François Lamoureux, professeur des écoles et directeur de l’école rurale de Gaujacq dans les Landes, utilise depuis un an Twitter pour des travaux de production écrite dans ses classes de CE1 et de CE2.

Une utilisation qui accompagne le développement de certaines compétences à l’écrit, en adéquation avec les capacités d’expression des élèves de cet âge. Et qui s’entoure naturellement de certaines précautions.

Le retour d’expérience de François Lamoureux sur cette expérimentation sobrement intitulée « Twittclasse ».

CCM – Pouvez-vous vous présenter, et présenter les grandes lignes de votre approche du numérique appliquée à la pédagogie?

François Lamoureux – Je suis professeur des écoles depuis maintenant 7 ans. Je travaille dans la petite école rurale de Gaujacq dans les Landes, école dont je suis le directeur depuis 3 ans.

J’ai la chance d’avoir à ma disposition un vidéoprojecteur et 8 tablettes tactiles. J’ai choisi d’intégrer quotidiennement les outils numériques à mes pratiques pédagogiques en réponse aux attentes des programmes officiels, mais aussi, car ils apportent un plus aux apprentissages, notamment auprès des élèves en difficultés.

CCM – Vous avez récemment expérimenté l’intégration de Twitter dans la classe : pouvez-vous expliquer le fonctionnement de ce dispositif, et ses objectifs en matière d’apprentissage?

FL – Depuis maintenant un an, j’utilise le réseau social Twitter avec mes élèves de CE1 et de CE2 avec le compte classe @ce1_ce2_gaujacq.

Cette démarche, inspirée par d’autres enseignants notamment Laurence Juin (en lycée), Alexandre Acou (CM2) et Jean-Roch Masson (en CP), a démarré comme une expérimentation d’un nouvel outil et s’est vite révélée porteuse d’apprentissages et de plaisir à produire de l’écrit.

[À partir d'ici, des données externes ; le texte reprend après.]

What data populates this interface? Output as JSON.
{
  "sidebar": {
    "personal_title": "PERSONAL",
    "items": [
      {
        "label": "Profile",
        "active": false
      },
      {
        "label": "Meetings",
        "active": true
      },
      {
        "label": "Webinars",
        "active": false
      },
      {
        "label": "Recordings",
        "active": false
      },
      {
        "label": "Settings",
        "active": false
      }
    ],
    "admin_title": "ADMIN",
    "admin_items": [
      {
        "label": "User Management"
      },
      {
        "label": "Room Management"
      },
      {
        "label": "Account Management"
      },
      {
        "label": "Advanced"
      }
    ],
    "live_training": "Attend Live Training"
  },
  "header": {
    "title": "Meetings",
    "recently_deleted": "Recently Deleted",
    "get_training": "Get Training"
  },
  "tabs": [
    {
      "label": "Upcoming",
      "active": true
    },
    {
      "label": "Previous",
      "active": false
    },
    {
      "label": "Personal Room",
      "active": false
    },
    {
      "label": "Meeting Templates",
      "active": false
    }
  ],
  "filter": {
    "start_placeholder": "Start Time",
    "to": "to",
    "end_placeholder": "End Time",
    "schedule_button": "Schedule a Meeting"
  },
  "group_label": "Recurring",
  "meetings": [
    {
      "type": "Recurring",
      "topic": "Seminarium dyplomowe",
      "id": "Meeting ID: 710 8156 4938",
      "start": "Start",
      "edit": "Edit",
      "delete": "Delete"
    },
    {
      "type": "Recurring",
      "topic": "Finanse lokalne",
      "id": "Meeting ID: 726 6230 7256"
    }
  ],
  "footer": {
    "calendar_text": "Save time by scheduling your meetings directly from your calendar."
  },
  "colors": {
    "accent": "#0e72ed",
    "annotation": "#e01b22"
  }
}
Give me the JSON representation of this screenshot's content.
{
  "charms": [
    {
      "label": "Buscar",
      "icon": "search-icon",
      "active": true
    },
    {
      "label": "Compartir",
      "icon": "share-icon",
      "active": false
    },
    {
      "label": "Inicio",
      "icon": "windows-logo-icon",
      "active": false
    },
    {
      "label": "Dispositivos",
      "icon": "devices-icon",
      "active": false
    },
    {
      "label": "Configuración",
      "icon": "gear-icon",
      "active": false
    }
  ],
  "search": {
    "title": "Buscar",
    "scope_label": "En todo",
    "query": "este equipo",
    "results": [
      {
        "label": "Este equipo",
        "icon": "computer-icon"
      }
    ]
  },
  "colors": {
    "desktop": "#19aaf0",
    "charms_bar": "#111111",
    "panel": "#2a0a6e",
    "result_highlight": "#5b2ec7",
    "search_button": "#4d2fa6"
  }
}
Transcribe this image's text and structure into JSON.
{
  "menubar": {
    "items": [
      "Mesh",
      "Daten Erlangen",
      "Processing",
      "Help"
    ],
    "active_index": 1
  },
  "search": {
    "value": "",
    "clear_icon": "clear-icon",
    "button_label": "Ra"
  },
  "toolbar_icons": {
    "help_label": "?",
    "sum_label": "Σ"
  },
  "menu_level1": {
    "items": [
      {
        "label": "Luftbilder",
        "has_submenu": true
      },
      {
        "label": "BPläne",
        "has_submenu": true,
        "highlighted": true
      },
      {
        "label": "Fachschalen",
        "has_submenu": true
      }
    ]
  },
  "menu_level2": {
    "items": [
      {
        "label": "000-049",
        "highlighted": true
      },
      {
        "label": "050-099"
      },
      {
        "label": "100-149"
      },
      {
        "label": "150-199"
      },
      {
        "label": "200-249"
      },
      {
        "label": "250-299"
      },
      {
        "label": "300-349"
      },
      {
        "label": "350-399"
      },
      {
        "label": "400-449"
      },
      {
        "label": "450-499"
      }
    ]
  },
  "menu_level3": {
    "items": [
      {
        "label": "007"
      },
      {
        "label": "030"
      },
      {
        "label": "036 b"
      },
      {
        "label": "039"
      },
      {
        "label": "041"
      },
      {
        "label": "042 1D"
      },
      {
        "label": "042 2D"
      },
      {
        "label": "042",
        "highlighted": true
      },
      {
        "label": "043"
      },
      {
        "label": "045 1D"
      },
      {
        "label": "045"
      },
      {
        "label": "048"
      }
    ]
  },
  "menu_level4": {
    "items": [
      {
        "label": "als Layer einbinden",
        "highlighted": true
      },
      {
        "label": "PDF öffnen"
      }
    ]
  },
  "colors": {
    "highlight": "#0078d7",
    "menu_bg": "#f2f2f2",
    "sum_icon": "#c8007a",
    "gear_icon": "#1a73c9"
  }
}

L’objectif premier de l’utilisation de Twitter en classe, c’est la production d’écrit et l’observation de la langue. Twitter est un simple outil qui vient se greffer aux outils traditionnels que j’utilise en classe.

« Twitter ajoute une dimension communicative à l’écrit et à l’étude de la langue »

Nous avons un compte Twitter pour la classe. Il est géré par un adulte (l’enseignant). Les élèves s’en servent pour publier de courtes productions, des photos (comptes rendus d’expériences) ou des liens vers des productions plus longues.

Twitter joue ainsi le rôle d’un blog de classe, mais il se révèle beaucoup moins chronophage. Car il faut bien l’avouer, les enseignants manquent de temps pour utiliser les outils numériques en classe. Avec les tablettes, Twitter nous permet de valider les compétences exigées par les programmes officiels au travers d’un brevet obligatoire à l’entrée de la sixième (le B2i) non pas en instaurant « l’informatique » comme une matière, mais en intégrant le numérique dans les apprentissages.

Twitter ajoute une dimension communicative à l’écrit et à l’étude de la langue. Les élèves comprennent vite l’intérêt de produire un écrit de qualité dans le but d’être compris. Ils savent également qu’ils vont être lus et que par conséquent, leurs productions doivent être totalement exemptes d’erreurs de français.

La production d’un tweet se fait en 3 étapes :

  • D’abord, l’élève rédige sa production au brouillon sur son cahier, il la retravaille, la relit, s’appuie sur des supports de classe pour en éliminer les erreurs.
  • Une fois la production rédigée, retravaillée et débarrassée de ses erreurs, elle est réécrite sur une grille de 140 cases pour vérifier qu’elle ne dépasse pas le nombre de caractères imposé (c’est rarement le cas à cet âge, mais si la production est plus importante, on la publie tout de même via un autre système).
  • Enfin, le tweet est envoyé depuis un ordinateur ou une tablette après vérification par l’enseignant.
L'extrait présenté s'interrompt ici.